For decades, the problem itself has been proven to be of non-deterministic polynomial-time hardness in regards to its computational complexity, meaning that finding the most optimal solution would be an extremely long process, as there would be (n-1)! permutations, where n is the number of locations. In other words, finding the single most optimal solution requires a brute-force search of every possible solution. To do this for 3 locations involves comparing 6 routes to find the one with the shortest path; to do this for 500 locations involves comparing 1.22×10^1134 routes. To put that into perspective, there are only 1×10^21 stars in the observable universe. Even for a computer, that’s too much math. So, instead of trying to determine the most optimal solution, researchers frequently choose to apply metaheuristics when searching for solutions. At this point, we were all properly terrified, and wondering how the heck we were supposed to model our problem and apply these metaheuristics to find near-optimal solutions for our routes.
If you were to go online and ask around about how to begin solving your own route optimization problems, you’d be hard-pressed to not find any mention of Google’s Operations Research tools (OR-Tools) OR-Tools is an open-source software library designed for optimization – specifically equipped for solving a wide variety of vehicle routing problems. We spent time combing through the documentation that Google’s developer team had provided, and we started to toy around with modeling sample routing problems. The developers of the library had already coded a handful of algorithms that we could use, saving us many months worth of time had we needed to do it ourselves. With some help from the open-source community, we were able to apply all of the business constraints that our client had requested (variable number of vehicles, time windows, required locations, etc). All we would have to do now was process some sample locations for route optimization!
In solving a vehicle routing problem, the task of preparing the location data itself poses a non-trivial obstacle. In Google OR-Tools, locations are expressed as distance matrices; these are essentially two-dimensional arrays that represent the cost required for a vehicle to travel between any combination of two locations. This cost could be a function of time, measured in seconds or minutes, or it could be a function of distance, measured in miles or kilometers. If you have a list of 100 locations, the size of the matrix would be 100 x 100.

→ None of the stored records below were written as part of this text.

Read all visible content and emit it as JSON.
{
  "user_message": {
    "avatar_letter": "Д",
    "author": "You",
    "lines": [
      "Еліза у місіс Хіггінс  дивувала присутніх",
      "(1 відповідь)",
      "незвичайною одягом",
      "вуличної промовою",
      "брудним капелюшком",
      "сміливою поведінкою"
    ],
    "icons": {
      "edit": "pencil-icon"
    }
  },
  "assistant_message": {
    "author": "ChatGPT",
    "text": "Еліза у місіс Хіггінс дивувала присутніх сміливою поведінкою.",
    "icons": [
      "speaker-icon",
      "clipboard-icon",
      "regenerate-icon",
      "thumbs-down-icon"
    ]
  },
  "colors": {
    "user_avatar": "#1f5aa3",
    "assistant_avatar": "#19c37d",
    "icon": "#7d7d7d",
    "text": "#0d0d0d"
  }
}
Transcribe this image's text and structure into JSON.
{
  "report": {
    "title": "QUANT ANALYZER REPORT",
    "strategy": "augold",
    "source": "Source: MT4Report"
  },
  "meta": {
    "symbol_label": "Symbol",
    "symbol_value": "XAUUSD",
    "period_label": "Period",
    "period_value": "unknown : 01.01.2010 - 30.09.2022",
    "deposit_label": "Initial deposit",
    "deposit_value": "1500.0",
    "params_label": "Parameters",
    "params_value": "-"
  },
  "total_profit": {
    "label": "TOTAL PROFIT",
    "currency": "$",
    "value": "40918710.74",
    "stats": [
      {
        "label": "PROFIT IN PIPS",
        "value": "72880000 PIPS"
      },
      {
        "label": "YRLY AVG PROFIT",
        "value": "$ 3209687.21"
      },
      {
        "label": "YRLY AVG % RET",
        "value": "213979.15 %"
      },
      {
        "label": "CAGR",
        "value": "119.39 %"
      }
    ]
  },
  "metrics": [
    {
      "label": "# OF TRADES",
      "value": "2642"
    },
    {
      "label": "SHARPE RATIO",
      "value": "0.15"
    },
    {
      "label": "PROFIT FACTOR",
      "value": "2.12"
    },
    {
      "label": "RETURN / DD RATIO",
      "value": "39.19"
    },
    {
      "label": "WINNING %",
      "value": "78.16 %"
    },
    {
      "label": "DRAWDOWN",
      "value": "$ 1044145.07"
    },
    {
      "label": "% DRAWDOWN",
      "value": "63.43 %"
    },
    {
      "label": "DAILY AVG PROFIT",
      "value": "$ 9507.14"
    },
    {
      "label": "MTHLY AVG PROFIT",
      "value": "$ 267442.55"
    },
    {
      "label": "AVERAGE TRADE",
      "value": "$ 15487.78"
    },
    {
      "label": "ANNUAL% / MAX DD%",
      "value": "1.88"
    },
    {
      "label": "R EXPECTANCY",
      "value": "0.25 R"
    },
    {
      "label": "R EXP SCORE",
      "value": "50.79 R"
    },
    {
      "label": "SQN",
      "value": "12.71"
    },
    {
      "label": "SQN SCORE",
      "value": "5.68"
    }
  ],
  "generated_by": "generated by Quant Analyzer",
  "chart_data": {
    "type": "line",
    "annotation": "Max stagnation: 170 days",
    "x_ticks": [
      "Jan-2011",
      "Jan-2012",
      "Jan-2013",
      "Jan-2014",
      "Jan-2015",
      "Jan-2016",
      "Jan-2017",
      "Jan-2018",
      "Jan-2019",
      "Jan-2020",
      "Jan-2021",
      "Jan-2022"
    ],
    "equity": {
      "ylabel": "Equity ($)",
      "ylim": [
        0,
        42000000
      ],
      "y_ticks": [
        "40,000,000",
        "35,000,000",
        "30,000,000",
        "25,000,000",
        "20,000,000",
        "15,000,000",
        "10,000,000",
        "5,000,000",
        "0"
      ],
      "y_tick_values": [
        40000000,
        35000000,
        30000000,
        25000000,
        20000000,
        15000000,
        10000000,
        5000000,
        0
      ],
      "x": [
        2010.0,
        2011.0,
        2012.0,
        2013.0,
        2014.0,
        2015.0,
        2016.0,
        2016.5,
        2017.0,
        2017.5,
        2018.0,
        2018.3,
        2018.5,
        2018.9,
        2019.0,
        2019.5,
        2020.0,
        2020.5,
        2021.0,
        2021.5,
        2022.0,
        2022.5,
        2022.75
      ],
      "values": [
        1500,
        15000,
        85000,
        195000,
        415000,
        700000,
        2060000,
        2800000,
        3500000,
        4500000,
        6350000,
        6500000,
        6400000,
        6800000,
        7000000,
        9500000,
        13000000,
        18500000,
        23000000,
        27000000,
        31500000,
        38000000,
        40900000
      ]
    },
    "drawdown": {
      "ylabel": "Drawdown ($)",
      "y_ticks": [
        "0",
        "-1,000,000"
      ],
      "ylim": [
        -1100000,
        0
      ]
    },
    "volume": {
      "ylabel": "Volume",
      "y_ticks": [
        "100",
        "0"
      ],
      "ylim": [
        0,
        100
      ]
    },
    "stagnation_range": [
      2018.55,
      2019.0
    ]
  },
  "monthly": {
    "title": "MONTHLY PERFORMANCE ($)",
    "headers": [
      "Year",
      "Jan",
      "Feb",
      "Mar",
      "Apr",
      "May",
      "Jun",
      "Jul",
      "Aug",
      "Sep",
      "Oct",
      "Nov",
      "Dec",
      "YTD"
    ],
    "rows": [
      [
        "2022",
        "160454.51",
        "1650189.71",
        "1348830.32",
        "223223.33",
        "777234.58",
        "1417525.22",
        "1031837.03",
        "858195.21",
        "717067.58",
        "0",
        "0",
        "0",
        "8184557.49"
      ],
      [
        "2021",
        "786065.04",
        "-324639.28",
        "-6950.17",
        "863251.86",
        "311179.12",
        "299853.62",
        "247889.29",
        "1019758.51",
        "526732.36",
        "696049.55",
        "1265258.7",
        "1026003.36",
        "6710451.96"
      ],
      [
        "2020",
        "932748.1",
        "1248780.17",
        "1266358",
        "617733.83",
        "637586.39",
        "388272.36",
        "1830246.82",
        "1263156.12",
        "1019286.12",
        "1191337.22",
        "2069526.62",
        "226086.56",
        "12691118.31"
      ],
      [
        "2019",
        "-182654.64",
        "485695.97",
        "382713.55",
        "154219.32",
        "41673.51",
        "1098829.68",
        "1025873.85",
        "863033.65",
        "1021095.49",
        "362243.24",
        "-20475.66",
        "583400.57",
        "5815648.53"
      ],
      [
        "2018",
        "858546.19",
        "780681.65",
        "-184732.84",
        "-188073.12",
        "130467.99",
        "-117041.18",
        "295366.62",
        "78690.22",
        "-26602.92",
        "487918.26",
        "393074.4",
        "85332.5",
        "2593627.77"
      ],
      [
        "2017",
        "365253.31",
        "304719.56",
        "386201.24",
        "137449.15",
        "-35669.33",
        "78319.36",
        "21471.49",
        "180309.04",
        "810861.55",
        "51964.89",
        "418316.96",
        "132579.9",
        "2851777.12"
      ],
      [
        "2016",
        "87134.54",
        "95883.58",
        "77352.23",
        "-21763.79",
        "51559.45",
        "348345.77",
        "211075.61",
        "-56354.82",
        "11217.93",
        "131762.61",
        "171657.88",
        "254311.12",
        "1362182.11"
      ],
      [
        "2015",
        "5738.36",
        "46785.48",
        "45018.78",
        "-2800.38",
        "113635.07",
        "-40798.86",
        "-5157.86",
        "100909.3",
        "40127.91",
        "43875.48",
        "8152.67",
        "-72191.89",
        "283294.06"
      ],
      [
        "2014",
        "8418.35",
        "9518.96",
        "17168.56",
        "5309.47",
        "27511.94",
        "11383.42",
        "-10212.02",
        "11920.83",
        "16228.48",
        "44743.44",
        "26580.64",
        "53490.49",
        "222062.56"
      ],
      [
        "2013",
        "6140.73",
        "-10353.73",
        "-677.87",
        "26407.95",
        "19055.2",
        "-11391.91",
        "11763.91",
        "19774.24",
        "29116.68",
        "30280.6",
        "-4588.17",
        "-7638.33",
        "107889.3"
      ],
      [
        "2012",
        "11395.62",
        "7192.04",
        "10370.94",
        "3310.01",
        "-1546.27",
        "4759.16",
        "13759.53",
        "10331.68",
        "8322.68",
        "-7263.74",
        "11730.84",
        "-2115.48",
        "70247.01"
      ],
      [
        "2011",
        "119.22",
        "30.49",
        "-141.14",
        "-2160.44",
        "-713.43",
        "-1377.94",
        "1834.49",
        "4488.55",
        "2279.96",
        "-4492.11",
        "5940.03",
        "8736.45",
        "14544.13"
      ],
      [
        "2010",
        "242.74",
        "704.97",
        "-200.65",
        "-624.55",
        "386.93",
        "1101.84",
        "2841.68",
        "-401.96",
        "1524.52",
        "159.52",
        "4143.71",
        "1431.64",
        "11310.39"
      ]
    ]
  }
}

Figure 3. Distance matrix for the 16 locations shown in Figure 1.
We had a list of locations, but we had no way to determine cost of transit between each of these locations; there are an incredible number of factors to account for when estimating these transit costs, such as different speed limits on different roads, traffic at different times of the day, and the availability of roads due to construction. We knew that Google offered a Distance Matrix API web service, but the pricing scheme was such that our bill would grow exponentially with the number of locations we sent to the web service. However, it was reliable and served its purpose well, so we stuck with it through the majority of development, all while knowing that the simple slip of an API call with too many locations would mean that we could expect to see a bill easily within the ballpark of several thousand dollars. Would Google be forgiving if we begged and explained our mistake? Probably! But we were careful to not find out the answer. We explored other similar options with HERE Technologies and GraphHopper – the story was more or less the same. We were stuck trying to figure out how we could optimize routes for large lists of locations while not incurring astronomic costs… until we got lucky with a Google search!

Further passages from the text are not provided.